00:21:50.000 As I say, the problem for the Democrats is the possibility of unpalatable faces repeating a Democrat socialist platform.
00:21:57.000 People like Julia Salazar and Alexandria Ocasio-Cortez, and yes, Cynthia Nixon.
00:22:01.000 But instead, what has happened is mainstream members of the Democratic Party have simply moved to the left to co-opt all of the ideas of the hardcore left Democratic Party.
00:22:11.000 When Cynthia Nixon says there's a war inside the Democratic Party, the war is over and the mainstream left lost.
00:22:16.000 The mainstream liberals lost.
00:22:18.000 The people who are now in full control of the Democratic Party are in fact Democratic Socialists who are basically campaigning that way.
00:22:25.000 Even people like Elizabeth Warren who says she's pro-capitalism.
00:22:28.000 Yesterday she came out and she said we should break up Amazon and we should break up JP Morgan.

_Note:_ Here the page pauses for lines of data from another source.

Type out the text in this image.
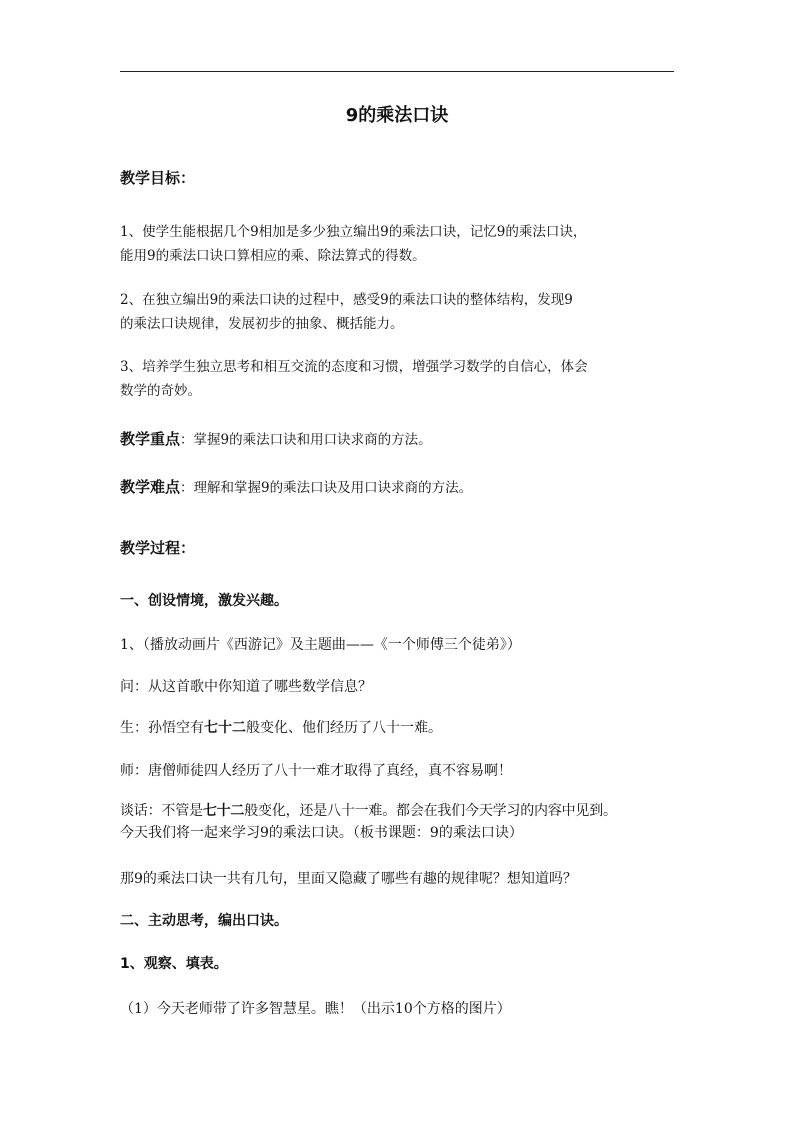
9的乘法口诀
教学目标：
1、使学生能根据几个9相加是多少独立编出9的乘法口诀，记忆9的乘法口诀，
能用9的乘法口诀口算相应的乘、除法算式的得数。
2、在独立编出9的乘法口诀的过程中，感受9的乘法口诀的整体结构，发现9
的乘法口诀规律，发展初步的抽象、概括能力。
3、培养学生独立思考和相互交流的态度和习惯，增强学习数学的自信心，体会
数学的奇妙。
教学重点：掌握9的乘法口诀和用口诀求商的方法。
教学难点：理解和掌握9的乘法口诀及用口诀求商的方法。
教学过程：
一、创设情境，激发兴趣。
1、（播放动画片《西游记》及主题曲——《一个师傅三个徒弟》）
问：从这首歌中你知道了哪些数学信息？
生：孙悟空有七十二般变化、他们经历了八十一难。
师：唐僧师徒四人经历了八十一难才取得了真经，真不容易啊！
谈话：不管是七十二般变化，还是八十一难。都会在我们今天学习的内容中见到。
今天我们将一起来学习9的乘法口诀。（板书课题：9的乘法口诀）
那9的乘法口诀一共有几句，里面又隐藏了哪些有趣的规律呢？想知道吗？
二、主动思考，编出口诀。
1、观察、填表。
（1）今天老师带了许多智慧星。瞧！（出示10个方格的图片）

00:22:32.000 I'm not sure under what guise you would claim that Amazon is a monopoly that needs to be broken up, but all of this is sort of the populist demagogic rhetoric you hear on a regular basis from democratic socialists all across the country.
00:22:43.000 And it's folks like Beto O'Rourke, who is beloved by the Democratic base, where he's spending his time campaigning in Washington, D.C.
00:22:48.000 and New York.
00:22:50.000 He is running very close to Ted Cruz in Texas, which is an insane, insane thing.
00:22:55.000 Texas is a very, very red state.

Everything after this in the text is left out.